Second, we import the so-called cn module from habanero which allows us to get citations in various formats from CrossRef:

from habanero import cn

Now, we need to stop and think for a moment about the structure of our program. Because we want to decode not just one DOI but as many as we like and even reuse that piece of code in other scripts or parts of the program, the best way to organize it is with a function:

from habanero import cn

def get_citation(doi, style):
    citation = cn.content_negotiation(ids=doi, format="text", style=style)

    return citation

We give this function a meaningful name get_citation and define it with 2 parameters: doi and style, which we will later pass to habanero.

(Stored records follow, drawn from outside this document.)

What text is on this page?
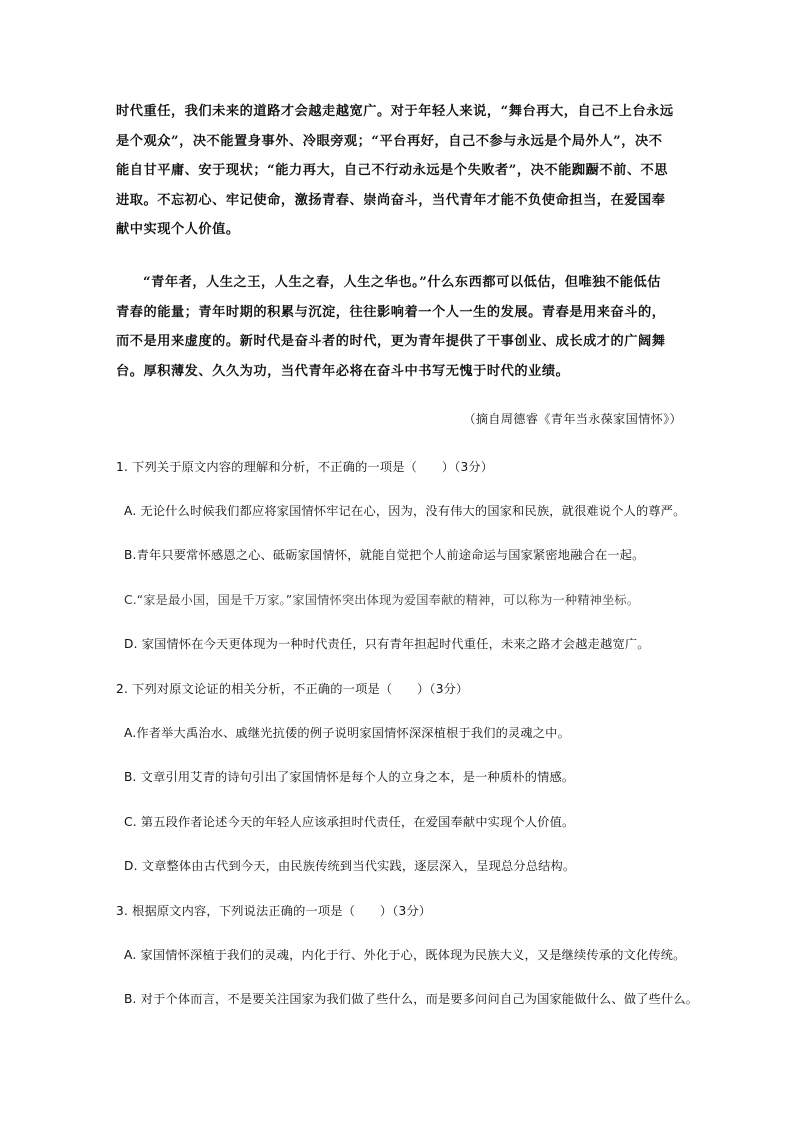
时代重任，我们未来的道路才会越走越宽广。对于年轻人来说，“舞台再大，自己不上台永远
是个观众”，决不能置身事外、冷眼旁观；“平台再好，自己不参与永远是个局外人”，决不
能自甘平庸、安于现状；“能力再大，自己不行动永远是个失败者”，决不能踟蹰不前、不思
进取。不忘初心、牢记使命，激扬青春、崇尚奋斗，当代青年才能不负使命担当，在爱国奉
献中实现个人价值。
“青年者，人生之王，人生之春，人生之华也。”什么东西都可以低估，但唯独不能低估
青春的能量；青年时期的积累与沉淀，往往影响着一个人一生的发展。青春是用来奋斗的，
而不是用来虚度的。新时代是奋斗者的时代，更为青年提供了干事创业、成长成才的广阔舞
台。厚积薄发、久久为功，当代青年必将在奋斗中书写无愧于时代的业绩。
（摘自周德睿《青年当永葆家国情怀》）
1. 下列关于原文内容的理解和分析，不正确的一项是（　　）（3分）
A. 无论什么时候我们都应将家国情怀牢记在心，因为，没有伟大的国家和民族，就很难说个人的尊严。
B.青年只要常怀感恩之心、砥砺家国情怀，就能自觉把个人前途命运与国家紧密地融合在一起。
C.“家是最小国，国是千万家。”家国情怀突出体现为爱国奉献的精神，可以称为一种精神坐标。
D. 家国情怀在今天更体现为一种时代责任，只有青年担起时代重任，未来之路才会越走越宽广。
2. 下列对原文论证的相关分析，不正确的一项是（　　）（3分）
A.作者举大禹治水、戚继光抗倭的例子说明家国情怀深深植根于我们的灵魂之中。
B. 文章引用艾青的诗句引出了家国情怀是每个人的立身之本，是一种质朴的情感。
C. 第五段作者论述今天的年轻人应该承担时代责任，在爱国奉献中实现个人价值。
D. 文章整体由古代到今天，由民族传统到当代实践，逐层深入，呈现总分总结构。
3. 根据原文内容，下列说法正确的一项是（　　）（3分）
A. 家国情怀深植于我们的灵魂，内化于行、外化于心，既体现为民族大义，又是继续传承的文化传统。
B. 对于个体而言，不是要关注国家为我们做了些什么，而是要多问问自己为国家能做什么、做了些什么。
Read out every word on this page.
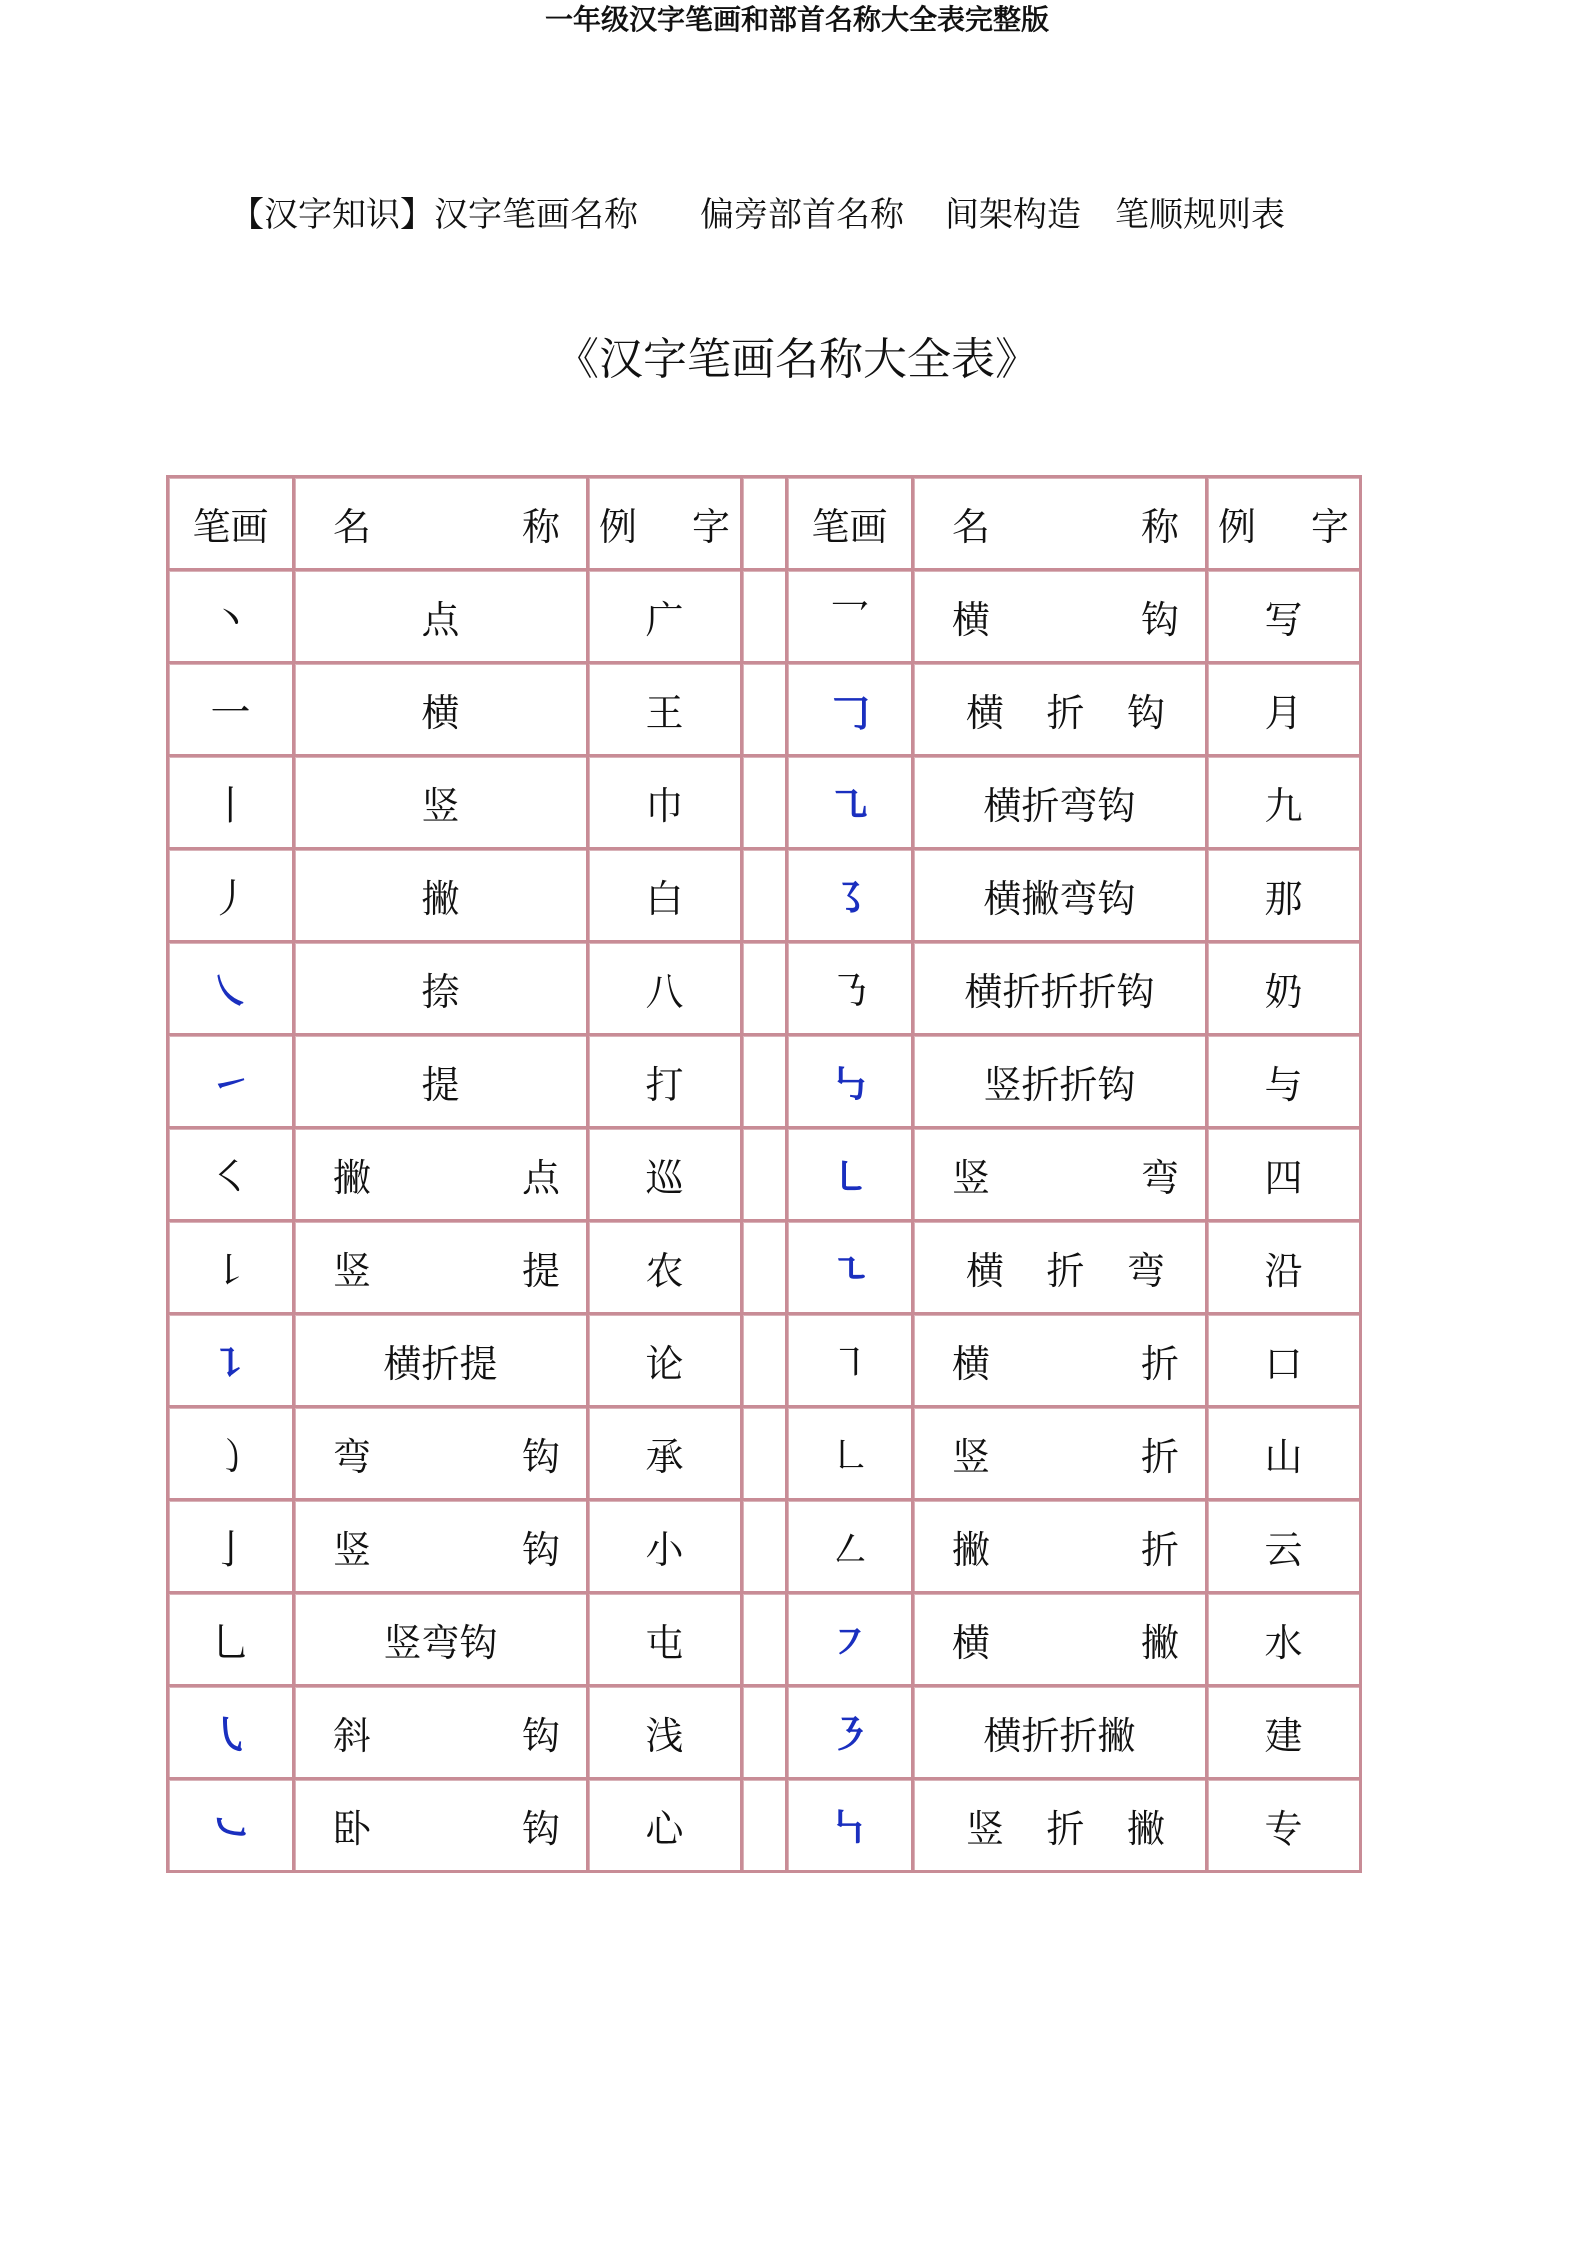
一年级汉字笔画和部首名称大全表完整版
【汉字知识】汉字笔画名称	偏旁部首名称	间架构造	笔顺规则表
《汉字笔画名称大全表》
笔画	名 称	例 字		笔画	名 称	例 字

丶	点	广		乛	横 钩	写
一	横	王		𠃌	横 折 钩	月
丨	竖	巾		㇈	横折弯钩	九
丿	撇	白		㇌	横撇弯钩	那
㇏	捺	八		㇡	横折折折钩	奶
㇀	提	打		㇉	竖折折钩	与
㇛	撇 点	巡		㇄	竖 弯	四
㇙	竖 提	农		㇍	横 折 弯	沿
㇊	横折提	论		㇕	横 折	口
㇁	弯 钩	承		㇗	竖 折	山
亅	竖 钩	小		㇜	撇 折	云
乚	竖弯钩	屯		㇇	横 撇	水
㇂	斜 钩	浅		㇋	横折折撇	建
㇃	卧 钩	心		㇞	竖 折 撇	专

We call the content_negotiation method of the cn module, which in turn accepts 3 parameters: ids, format, and style. According to the documentation, the first parameter ids is the DOI identifier that needs to be a string (e.g. “10.1126/science.169.3946.635”). The second parameter format is also a string and by default is bibtex. bibtex is a citation format that looks like this:

@article{knuth:1984,
  title={Literate Programming},
  author={Donald E. Knuth},
  journal={The Computer Journal},
  volume={27},
  number={2},
  pages={97--111},
  year={1984},
  publisher={Oxford University Press}
}

However, many prefer to use a simpler plain text version that can be pasted directly into a Word document, so I would like to override that parameter to be text. As an exercise, you can experiment with different formats of citations (please refer to habanero documentation for a list of possible values). Finally, we pass in the style parameter, which also is a string.

We then store the return value in an intermediary variable we call citation and return it as an output. We can also skip the intermediary variable and return the output directly.

A note on error handling

In the case that a particular DOI is not found in the Crossref database, habanero will raise an HTTPError; the program will exit, because it doesn’t know what to do next. It is a good idea to catch that error and tell the program exactly how to handle this situation. We can rewrite our function to add a special try, except block that will help us to better control the logic of our program:

from habanero import cn

# Additional import
from requests import HTTPError

def get_citation(doi, style):
    try:
        citation = cn.content_negotiation(ids=doi, format="text", style=style)
    except HTTPError:
        return None

    return citation

We need to import the definition of the error (HTTPError) from the requests module so that our program can identify and react to it accordingly (you may need to install the requests module first: pip install requests). We put a piece of code that we know can result in an exception inside the try block and catch that error with the except keyword. We then write our error-handling logic inside the except block. In our case, we simply return None.

For a more comprehensive overview of error handling, please refer to https://www.pythoncheatsheet.org/cheatsheet/exception-handling

If we run our program now, we will get the following citation in APA format:

citation = get_citation("10.1126/science.169.3946.635", "apa")

print(citation)

Frank, H. S. (1970). The Structure of Ordinary Water. Science, 169(3946), 635–641. https://doi.org/10.1126/science.169.3946.635

…or None in the case of the error described earlier.